While definitely a real phenomenon, “black ice” may be cited as the cause of a car crash, in fact, the real root cause may have been excessive speed, inattention, or some other fault on the part of the driver.
January 17th 2006 in Chicago, Illinois – 49 vehicles sat crumpled and mostly lifeless in two pileups on Halsted Street on an overpass in Riverdale Tuesday night.
From semi tractors to SUV’s to vans, whatever cars were there at the time, they were just bouncing off each other like bumper cars,” said Deputy Police Chief Mike Ryan. About 15 people were taken to the hospital, none life threatening injuries, police said.
It seemed no one-not even emergency responders-could keep from slipping and sliding on the ice rink that was Halsted Street. A couple of medical workers fell as they tried to reach victims, and police had to work to keep their balance.
Black ice is a term used to describe the frozen stuff on a blacktop road.
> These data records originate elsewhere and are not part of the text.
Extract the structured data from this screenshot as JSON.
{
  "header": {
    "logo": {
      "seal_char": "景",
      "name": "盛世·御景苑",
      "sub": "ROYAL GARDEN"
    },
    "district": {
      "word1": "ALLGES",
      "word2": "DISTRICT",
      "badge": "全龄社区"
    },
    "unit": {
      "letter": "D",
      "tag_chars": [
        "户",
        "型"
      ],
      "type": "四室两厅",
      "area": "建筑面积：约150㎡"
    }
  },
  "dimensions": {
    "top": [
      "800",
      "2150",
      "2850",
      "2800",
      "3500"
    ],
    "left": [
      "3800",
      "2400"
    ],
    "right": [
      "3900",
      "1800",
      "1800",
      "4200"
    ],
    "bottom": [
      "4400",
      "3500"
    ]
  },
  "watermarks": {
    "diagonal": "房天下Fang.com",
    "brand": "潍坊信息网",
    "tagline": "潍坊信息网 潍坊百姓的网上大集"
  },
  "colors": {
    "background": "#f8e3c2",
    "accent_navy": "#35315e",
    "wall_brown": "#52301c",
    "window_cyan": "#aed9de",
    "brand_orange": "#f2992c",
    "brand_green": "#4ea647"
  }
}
That makes the ice all but invisible to motorists, who are only able to see the dark-colored pavement. There are a lot of variables in black ice formation: It is usually deposited by freezing rain, mist or fog. Because it contains relatively little entrained air in the form of bubbles, black ice is transparent and thus very difficult to see ( as compared to snow, frozen slush, rime ice, or other typical roadway forms of ice.) In addition, it often has a matte appearance.
Black ice also refers to the slick layer that forms on roadways from a light rain after a period without any precipitation. The water mixes with the road dust and oil but doesn’t wash away. This leaves the road surface as slick as ice, slicker than just being wet with water. This type of road hazard can occur any time of year, but especially in mostly dry summer months.
What people need to realize is that even though it looks like a clear day out there, the roads could be slippery. Drivers should always drive with caution and follow the speed limit especially during the winter season. A couple of degrees can make all the difference in the world.
Braking on Black Ice will cause a slight melting of the surface layer of the ice, producing a very thin layer of water. Water on ice is a lot more slippery than just ice. The problem in winter is that you will quickly break traction with the wheels. Once you do, your chances of remaining straight on the road are minimal. Reserve the limited traction of the wheels solely for steering..
If you own four winter snow tires for your automobile you still want to avoid braking on black ice.
When there is snow around, the snow will often provide more traction than ice. Even light snow directly on top of Black Ice may provide better traction than just the Black Ice.
Once melting starts, snow can add to the slipperiness of the underlying ice, giving you a good idea of the traction below.